Thursday, March 17, 2011

Time to put my big girl pants on

When I sat down behind the wheel of my car yesterday, I got a sudden whim to drive through my old part of town, where my mom and I lived, oh, ten years ago. I've been back here for a little over a year now, but I'd just never felt the urge to swing by before. I guess I was having a nostalgic moment. So without even thinking about it I wound up in my old stomping grounds and was greeted with the most warm and fuzzy feeling I've ever experienced in my life.

Only not really.

What a wreck! Our quaint little street now looks like the backdrop for a drug deal scene in a sketchy movie. I actually felt a tad nervous cruising around, and booked it out of there pretty quickly. Maybe I just had rose-colored glasses on when I was ten and saw happiness and sunshine everywhere I turned. Who knows. We've never been wealthy by any means, but I still consider myself privileged -- I got a used but decent car when I turned sixteen and I always knew I would go to college, even if I had to pay for it with loans. So maybe we didn't live in the Hamptons, but I'm not complaining. My childhood was unorthodox but a good one.
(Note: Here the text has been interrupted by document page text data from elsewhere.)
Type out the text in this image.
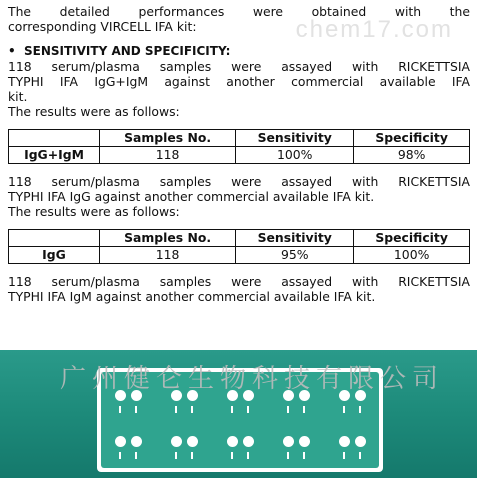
chem17.com
The detailed performances were obtained with the
corresponding VIRCELL IFA kit:
• SENSITIVITY AND SPECIFICITY:
118 serum/plasma samples were assayed with RICKETTSIA
TYPHI IFA IgG+IgM against another commercial available IFA
kit.
The results were as follows:
	Samples No.	Sensitivity	Specificity
IgG+IgM	118	100%	98%
118 serum/plasma samples were assayed with RICKETTSIA
TYPHI IFA IgG against another commercial available IFA kit.
The results were as follows:
	Samples No.	Sensitivity	Specificity
IgG	118	95%	100%
118 serum/plasma samples were assayed with RICKETTSIA
TYPHI IFA IgM against another commercial available IFA kit.
广州健仑生物科技有限公司
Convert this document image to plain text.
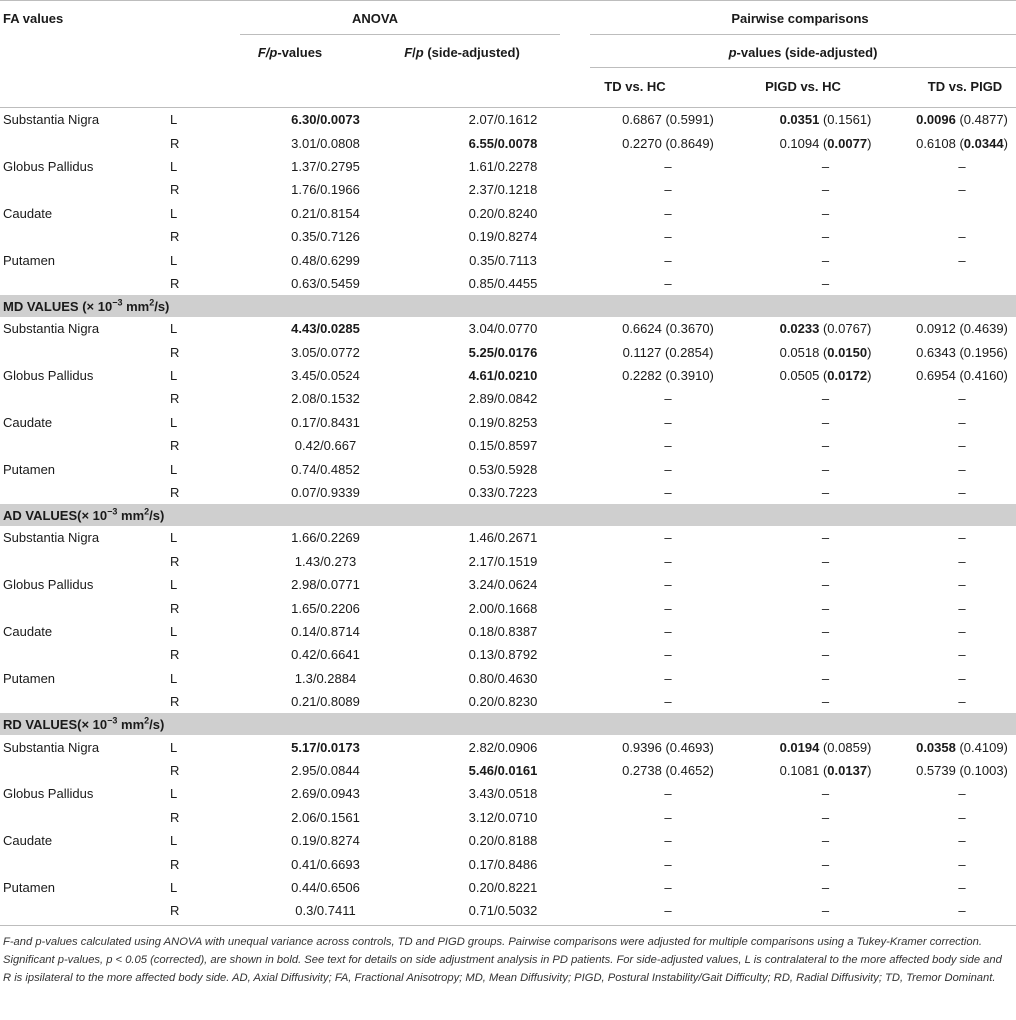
FA values	ANOVA	Pairwise comparisons
F/p-values	F/p (side-adjusted)	p-values (side-adjusted)
TD vs. HC	PIGD vs. HC	TD vs. PIGD
Substantia Nigra	L	6.30/0.0073	2.07/0.1612	0.6867 (0.5991)	0.0351 (0.1561)	0.0096 (0.4877)
	R	3.01/0.0808	6.55/0.0078	0.2270 (0.8649)	0.1094 (0.0077)	0.6108 (0.0344)
Globus Pallidus	L	1.37/0.2795	1.61/0.2278	–	–	–
	R	1.76/0.1966	2.37/0.1218	–	–	–
Caudate	L	0.21/0.8154	0.20/0.8240	–	–	
	R	0.35/0.7126	0.19/0.8274	–	–	–
Putamen	L	0.48/0.6299	0.35/0.7113	–	–	–
	R	0.63/0.5459	0.85/0.4455	–	–	
MD VALUES (× $10^{-3}$ $mm^2/s$)						
Substantia Nigra	L	4.43/0.0285	3.04/0.0770	0.6624 (0.3670)	0.0233 (0.0767)	0.0912 (0.4639)
	R	3.05/0.0772	5.25/0.0176	0.1127 (0.2854)	0.0518 (0.0150)	0.6343 (0.1956)
Globus Pallidus	L	3.45/0.0524	4.61/0.0210	0.2282 (0.3910)	0.0505 (0.0172)	0.6954 (0.4160)
	R	2.08/0.1532	2.89/0.0842	–	–	–
Caudate	L	0.17/0.8431	0.19/0.8253	–	–	–
	R	0.42/0.667	0.15/0.8597	–	–	–
Putamen	L	0.74/0.4852	0.53/0.5928	–	–	–
	R	0.07/0.9339	0.33/0.7223	–	–	–
AD VALUES(× $10^{-3}$ $mm^2/s$)						
Substantia Nigra	L	1.66/0.2269	1.46/0.2671	–	–	–
	R	1.43/0.273	2.17/0.1519	–	–	–
Globus Pallidus	L	2.98/0.0771	3.24/0.0624	–	–	–
	R	1.65/0.2206	2.00/0.1668	–	–	–
Caudate	L	0.14/0.8714	0.18/0.8387	–	–	–
	R	0.42/0.6641	0.13/0.8792	–	–	–
Putamen	L	1.3/0.2884	0.80/0.4630	–	–	–
	R	0.21/0.8089	0.20/0.8230	–	–	–
RD VALUES(× $10^{-3}$ $mm^2/s$)						
Substantia Nigra	L	5.17/0.0173	2.82/0.0906	0.9396 (0.4693)	0.0194 (0.0859)	0.0358 (0.4109)
	R	2.95/0.0844	5.46/0.0161	0.2738 (0.4652)	0.1081 (0.0137)	0.5739 (0.1003)
Globus Pallidus	L	2.69/0.0943	3.43/0.0518	–	–	–
	R	2.06/0.1561	3.12/0.0710	–	–	–
Caudate	L	0.19/0.8274	0.20/0.8188	–	–	–
	R	0.41/0.6693	0.17/0.8486	–	–	–
Putamen	L	0.44/0.6506	0.20/0.8221	–	–	–
	R	0.3/0.7411	0.71/0.5032	–	–	–
F-and p-values calculated using ANOVA with unequal variance across controls, TD and PIGD groups. Pairwise comparisons were adjusted for multiple comparisons using a Tukey-Kramer correction. Significant p-values, p < 0.05 (corrected), are shown in bold. See text for details on side adjustment analysis in PD patients. For side-adjusted values, L is contralateral to the more affected body side and R is ipsilateral to the more affected body side. AD, Axial Diffusivity; FA, Fractional Anisotropy; MD, Mean Diffusivity; PIGD, Postural Instability/Gait Difficulty; RD, Radial Diffusivity; TD, Tremor Dominant.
I'll admit that this wasn't the first time I'd explored an old abode. A few years ago when I just so happened to be in Kansas City, conveniently close to my earlier childhood home, I might have swung by. It might have been abandoned and I might have let myself in and laughed hysterically because my old bedroom still looked like an insane asylum -- white walls, floor and all. I also might have taken a piece of the siding on my way out which my mother claims is likely contaminated with asbestos. (If the first place looks like the backdrop for a drug deal scene, this place would be the prime locale for a post-apocalyptic flick.)

Anyway, as I was leaving yesterday (hurriedly), I glanced in the rearview mirror and noticed something: my scar.

When I was six or so, we were in the middle of K-Mart and I jumped up to give my sister a hug. Long story short: chin met forehead, and we both wound up in the hospital for stitches. So I've had this pretty noticeable scar on my forehead (not Harry Potter worthy, but a forehead scar nonetheless) for the majority of my life, and I'm totally blind to it. Seriously haven't noticed that thing in years. But here I am in my old neighborhood, realizing my adulthood sight is quite different from my childhood sight, when I see it again. Isn't it funny how time and age blind us to certain things?

It was an eye-opening moment for me at any rate...one of those, "oh crap, I'm growing up" realizations. Which conveniently came on the same day that a speaker advised my class on job hunting -- and warned us to get started NOW. Yikes. Time to put my big girl pants on.